By now it is clear that the global economy is on the downturn cycle. Projections of global GDP have been downscaled substantially. Recent reports from the IMF, World Bank and The UN have all concurred that the rate of growth of the world output is going to hover around 4% at best and possibly as low as 3.3% during 2012. The ILO report in the meantime is cautioning against a “job deficit’ of approximately 400 million worldwide. This means an average of 40 million per year, predominantly youths, are going to be out of the job market. This is a serious risk to the global socio-economic stability. Almost no region of the world, and no country per se, is immune to the potential adverse impact of this situation.
What does this mean for Africa’s expected growth and development over the next decade? Overall, this is clearly not favourable for Africa. In a world of integrated trade and investment networks, what affects one region is bound to spill over to the others. So, the expected and looming economic recession in Europe is bound to have some negative consequences for Africa and its rate of growth. As it is said, ’a receding tide lowers all boats’!
At the same time, it is not all doom and gloom either. Technically, Africa’s relative position globally is in fact expected to improve over the next few years. This is because the growth rate of the continent, especially in the Sub-Saharan region, is affected less adversely than most other regions. Two factors contribute to this: one is that Africa’s exports are by and large raw materials. The growing regions of the world, such as China, India, South East Asia, and parts of Europe do need such raw materials for their growth. These regions are expected to grow between 5 to 8% per annum over the next five years. Their growth is underpinned by rapid and sustained urbanization. This process, in turn, is bound to secure a high level of demand for Africa’s resources such as iron ore, coal, manganese and chrome- among others. So, the fact that the global GDP growth is slowing down is driven mostly by the rapid contraction in the OECD member countries. These countries, however, have not been the main source of demand for raw material in the recent past.
The second driver of Africa’s growth, and increasingly the more significant one, is an internal one. In the jargon of economics, the absorption capacity of Africa has increased markedly in the recent years. The main contributors in this regard have been the growing focus on national and regional infrastructure development, the promotion of local industries and the channelling of national savings towards continental projects. Of course, the commodity boom, and the relentless exploration for oil and gas have been a major force in this process. The upshot of these interrelated dynamics has been the rising inward investment in Africa.
Whereas up to the 1990s, as much as 60% of the continent’s annual savings was invested in Europe and North America, nowadays this figure is as low as 30%. At the same time, due to the dramatic changes to the investment climate in the OECD countries, a great deal of direct investments from these countries in flowing out, and Africa is receiving its share of such capital market flows. The considerable growth of private equity funds in Africa is a case in point.
The mushrooming of private equity funds in Africa is also a reflection of the fact that capital markets are not well developed in most countries on the continent.

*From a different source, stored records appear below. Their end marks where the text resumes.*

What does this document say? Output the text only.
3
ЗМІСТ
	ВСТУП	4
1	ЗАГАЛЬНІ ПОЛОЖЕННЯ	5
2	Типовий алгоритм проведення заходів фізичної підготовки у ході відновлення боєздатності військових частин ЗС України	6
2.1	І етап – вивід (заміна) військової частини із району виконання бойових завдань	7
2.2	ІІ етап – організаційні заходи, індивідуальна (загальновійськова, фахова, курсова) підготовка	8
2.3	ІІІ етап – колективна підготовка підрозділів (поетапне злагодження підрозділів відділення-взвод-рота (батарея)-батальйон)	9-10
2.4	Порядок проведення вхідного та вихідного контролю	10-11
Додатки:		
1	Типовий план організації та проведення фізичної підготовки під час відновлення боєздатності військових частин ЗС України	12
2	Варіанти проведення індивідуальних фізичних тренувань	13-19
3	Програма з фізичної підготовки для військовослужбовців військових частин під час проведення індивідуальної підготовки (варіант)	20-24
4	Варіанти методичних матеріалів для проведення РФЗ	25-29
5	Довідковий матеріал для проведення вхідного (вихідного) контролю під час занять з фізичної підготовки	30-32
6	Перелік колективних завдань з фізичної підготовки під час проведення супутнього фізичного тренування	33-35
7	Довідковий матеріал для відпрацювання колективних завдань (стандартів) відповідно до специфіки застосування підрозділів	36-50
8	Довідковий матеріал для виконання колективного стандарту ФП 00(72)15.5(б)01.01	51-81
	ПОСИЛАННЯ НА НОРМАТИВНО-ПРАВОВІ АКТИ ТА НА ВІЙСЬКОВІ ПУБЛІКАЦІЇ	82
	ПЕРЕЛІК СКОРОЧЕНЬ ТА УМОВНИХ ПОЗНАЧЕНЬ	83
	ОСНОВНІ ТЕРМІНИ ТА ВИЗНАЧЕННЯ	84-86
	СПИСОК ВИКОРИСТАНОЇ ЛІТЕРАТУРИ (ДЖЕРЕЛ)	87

This is a glaring gap in the overall macro-financial architecture of most African countries. Potentially, this is a critical inhibiting factor for drawing large scale private capital into the developmental dynamics of the continent. Strategically, this needs urgent attention.
At the time when tectonic changes are taking place within the global capital markets, it is the relative position of each region, and by extension each country, that matters. The relative position in turn is determined largely by two factors: one is the resource endowment of the country/region, and the other is the regulatory framework for investments. Africa has all the relatively advantages when it comes to the initial resource endowment (not just minerals, but also land, water, energy, etc). However, there is much to be done as regards improving the regulatory framework so as to accelerate the current pace of investment and growth. Arguably, time has never been so favourable for Africa to consolidate its global positioning- and do so in a relatively short time.